Wednesday, December 26, 2007


Okay, as if it wasn't bad enough that I tripped over my vacuum cleaner last night and slammed the handle right into my mouth - saw stars, heard the buzzing bees that always herald me fainting, and my mouth blew up like a pufferfish - but today brings a new and distressing element to My Craptacular Life: the LCD screen on my long-suffering Gateway laptop decided to die. Admittedly, by laptop standards, Old Paint is just that - old. I bought it in 2000 and it has been my constant companion at the coffee shop. This has been my tool for pounding out radio commentaries, blog entries, resumes, and just about everything else.

I've found some place in Texas that will ship a replacement screen for $300 + $22 shipping, but I'm just not sure. First, it would be months before I could have $300 saved up to buy it, but more than that -- is it worth it to invest $300+ on a new screen for a laptop this old, or does it make more sense to just run this into the ground (as long as possible and I have any screen I can see/use) and save up money very slowly to get a new laptop altogether?
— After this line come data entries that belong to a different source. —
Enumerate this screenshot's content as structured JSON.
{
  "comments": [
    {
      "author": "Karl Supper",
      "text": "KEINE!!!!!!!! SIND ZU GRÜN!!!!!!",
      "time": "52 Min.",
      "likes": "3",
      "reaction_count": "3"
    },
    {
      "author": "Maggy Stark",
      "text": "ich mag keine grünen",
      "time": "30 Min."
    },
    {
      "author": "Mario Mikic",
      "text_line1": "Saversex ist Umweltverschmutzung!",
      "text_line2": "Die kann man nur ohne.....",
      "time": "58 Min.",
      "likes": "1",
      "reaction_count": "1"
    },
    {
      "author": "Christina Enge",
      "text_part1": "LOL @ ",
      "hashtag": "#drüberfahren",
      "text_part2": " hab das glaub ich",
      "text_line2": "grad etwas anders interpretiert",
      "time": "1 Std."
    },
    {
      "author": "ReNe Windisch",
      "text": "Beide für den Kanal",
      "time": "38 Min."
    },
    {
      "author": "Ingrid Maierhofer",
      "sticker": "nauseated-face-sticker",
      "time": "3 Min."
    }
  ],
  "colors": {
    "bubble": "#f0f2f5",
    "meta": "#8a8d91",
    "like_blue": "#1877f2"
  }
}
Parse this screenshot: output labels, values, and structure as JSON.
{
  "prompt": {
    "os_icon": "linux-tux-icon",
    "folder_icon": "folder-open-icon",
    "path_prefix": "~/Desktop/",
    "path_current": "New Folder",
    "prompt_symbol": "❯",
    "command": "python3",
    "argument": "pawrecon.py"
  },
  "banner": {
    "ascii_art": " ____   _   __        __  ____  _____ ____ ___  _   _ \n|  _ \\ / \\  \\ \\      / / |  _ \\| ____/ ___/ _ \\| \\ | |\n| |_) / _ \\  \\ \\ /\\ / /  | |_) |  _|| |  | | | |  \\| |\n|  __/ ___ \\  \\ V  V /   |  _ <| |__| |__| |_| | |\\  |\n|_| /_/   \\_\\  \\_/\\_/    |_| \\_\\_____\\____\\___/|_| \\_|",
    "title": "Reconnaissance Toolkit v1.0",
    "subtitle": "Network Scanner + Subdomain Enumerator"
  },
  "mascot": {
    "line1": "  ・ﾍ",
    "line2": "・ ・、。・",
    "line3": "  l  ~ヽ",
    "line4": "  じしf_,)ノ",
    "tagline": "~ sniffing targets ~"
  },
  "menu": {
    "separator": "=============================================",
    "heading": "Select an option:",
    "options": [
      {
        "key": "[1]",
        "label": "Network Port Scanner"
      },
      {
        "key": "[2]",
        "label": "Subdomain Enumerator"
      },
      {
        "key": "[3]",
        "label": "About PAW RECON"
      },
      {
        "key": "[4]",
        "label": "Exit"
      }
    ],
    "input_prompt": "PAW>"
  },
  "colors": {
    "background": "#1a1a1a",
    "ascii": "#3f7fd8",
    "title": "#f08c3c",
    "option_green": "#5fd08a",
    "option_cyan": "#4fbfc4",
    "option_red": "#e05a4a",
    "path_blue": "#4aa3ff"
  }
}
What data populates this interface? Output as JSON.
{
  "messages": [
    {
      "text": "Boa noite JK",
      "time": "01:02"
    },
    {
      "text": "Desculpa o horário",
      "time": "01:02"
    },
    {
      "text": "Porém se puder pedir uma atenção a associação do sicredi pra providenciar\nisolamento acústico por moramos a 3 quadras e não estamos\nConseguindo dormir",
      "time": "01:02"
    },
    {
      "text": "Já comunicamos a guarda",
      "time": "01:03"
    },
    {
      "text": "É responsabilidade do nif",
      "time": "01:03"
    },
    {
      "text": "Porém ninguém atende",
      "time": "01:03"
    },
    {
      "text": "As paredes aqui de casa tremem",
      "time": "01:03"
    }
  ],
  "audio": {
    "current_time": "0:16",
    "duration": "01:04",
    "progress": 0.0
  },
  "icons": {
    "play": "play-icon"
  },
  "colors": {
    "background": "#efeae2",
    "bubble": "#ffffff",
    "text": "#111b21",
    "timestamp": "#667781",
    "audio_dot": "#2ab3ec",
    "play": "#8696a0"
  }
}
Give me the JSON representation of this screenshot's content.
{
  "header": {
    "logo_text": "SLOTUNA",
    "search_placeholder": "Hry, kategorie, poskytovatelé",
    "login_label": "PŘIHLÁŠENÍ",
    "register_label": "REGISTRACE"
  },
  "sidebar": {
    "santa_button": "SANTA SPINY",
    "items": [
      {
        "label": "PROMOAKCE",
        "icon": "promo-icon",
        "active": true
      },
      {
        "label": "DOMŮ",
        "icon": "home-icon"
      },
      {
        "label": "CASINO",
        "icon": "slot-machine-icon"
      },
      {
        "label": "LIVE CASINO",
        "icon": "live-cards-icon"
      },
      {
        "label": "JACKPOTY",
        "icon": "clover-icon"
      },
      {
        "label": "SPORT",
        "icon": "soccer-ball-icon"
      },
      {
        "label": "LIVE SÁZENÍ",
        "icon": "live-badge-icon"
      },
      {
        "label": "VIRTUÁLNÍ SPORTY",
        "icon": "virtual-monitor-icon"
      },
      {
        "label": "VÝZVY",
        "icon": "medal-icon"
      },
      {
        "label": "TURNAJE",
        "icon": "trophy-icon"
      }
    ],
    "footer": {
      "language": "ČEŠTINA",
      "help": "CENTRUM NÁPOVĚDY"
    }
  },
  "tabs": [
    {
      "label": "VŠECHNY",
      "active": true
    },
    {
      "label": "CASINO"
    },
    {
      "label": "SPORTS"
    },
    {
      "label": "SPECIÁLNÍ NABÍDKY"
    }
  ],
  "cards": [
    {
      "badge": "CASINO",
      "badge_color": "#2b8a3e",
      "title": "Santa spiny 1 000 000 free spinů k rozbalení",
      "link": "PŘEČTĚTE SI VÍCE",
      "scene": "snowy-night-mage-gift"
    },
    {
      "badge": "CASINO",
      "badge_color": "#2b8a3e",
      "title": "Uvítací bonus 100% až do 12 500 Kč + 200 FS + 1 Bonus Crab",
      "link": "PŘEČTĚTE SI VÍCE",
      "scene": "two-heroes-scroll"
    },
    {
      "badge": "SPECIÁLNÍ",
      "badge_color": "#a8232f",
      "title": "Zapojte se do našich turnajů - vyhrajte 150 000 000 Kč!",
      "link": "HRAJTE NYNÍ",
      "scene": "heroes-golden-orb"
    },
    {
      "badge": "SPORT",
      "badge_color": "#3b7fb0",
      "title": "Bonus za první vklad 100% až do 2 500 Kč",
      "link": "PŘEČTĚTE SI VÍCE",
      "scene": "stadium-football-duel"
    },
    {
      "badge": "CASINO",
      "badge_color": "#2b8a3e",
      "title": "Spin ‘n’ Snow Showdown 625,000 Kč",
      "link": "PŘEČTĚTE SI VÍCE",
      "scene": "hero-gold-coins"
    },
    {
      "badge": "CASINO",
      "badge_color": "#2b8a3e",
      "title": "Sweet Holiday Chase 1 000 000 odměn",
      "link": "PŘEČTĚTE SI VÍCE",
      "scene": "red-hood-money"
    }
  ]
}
I'm torn. And, frankly, buying new sneakers and underwear is a higher priority right now. (That was probably more information than you needed. Sorry.) It just means that, if the screen goes totally black, there's no more typing from the coffee shop until I can procure a new one.


Seriously, any realistic advice or recommendations will be gratefully accepted.

And, hey - honestly, there are much worse challenges to have in this life. All things considered, this is minor. It's a "first world problem" I should count myself lucky to have.

I can see through the big black spiderweb for now. It's as if my laptop is experiencing it's own vision crisis, mimicking my adventure in partial blindness.

Strangely, it makes me love the computer a little more.


Claire said...

Don't spend $322 for a replacement screen for a laptop from 2000.

You can get a no frills PC desktop for about that- under $400 certainly. And basic PC laptops aren't that bad (compared to a few years ago)- $500 or maybe less? Haven't paid close attention to sales flyers lately.

Also, check out

The program runs through 12/31/07. I don't know all the specs of the laptop, but it'd get you on the web to browse/blog for $399. You'd get one and a kid in a developing nation would get one. Pretty cool. I don't know if the low cost laptops will be/are available individually (which would be ~$200).

Also, you could hook up your laptop to a separate monitor, right (thus bypassing its screen issues)? Less portable, obviously, but you could probably find an old monitor for cheap on craig's list or some such.

Good luck!

Merujo said...

Thanks, Claire - appreciate the suggestions. =) I need the laptop to be mobile, but finding a cheap/free monitor on Craigslist is a good option for home, for sure.

The Laptop Giving Program is fantastic, and I hope it has generated a lot of computers for kids around the world. It's a brilliant idea for folks who have the cash during this holiday time (deadline is NYE) and were going to buy their kiddos a computer anyway.

The XO laptop has really been well designed to help young learning minds. I tell you, from having read their website last month, if I were a Brad Pitt or some other person with money to burn, I'd buy a sea of these for kids overseas.

Anonymous said...

I offered a myriad of ideas on LJ. I hope a good laptop finds a good home with you soon.

Chuck said...

I agree with can get a cheapie laptop with a warranty for only slightly more than the replacement screen would cost. Alternatively, you might look in a used computer store to see if they have a similar laptop model you could either cannibalize, or use as a replacement.

Sudiegirl said...

Yeah - what they all said.

Pawnshops might be an option too...or craigslist?

Anonymous said...

I agree with everyone here - we bought a laptop to replace Kristen's long suffering Gateway (1999) this past September. I spent $600, but could have spent $400. Either way, $300 is too much to spend on a computer that will likely have something else happen to it.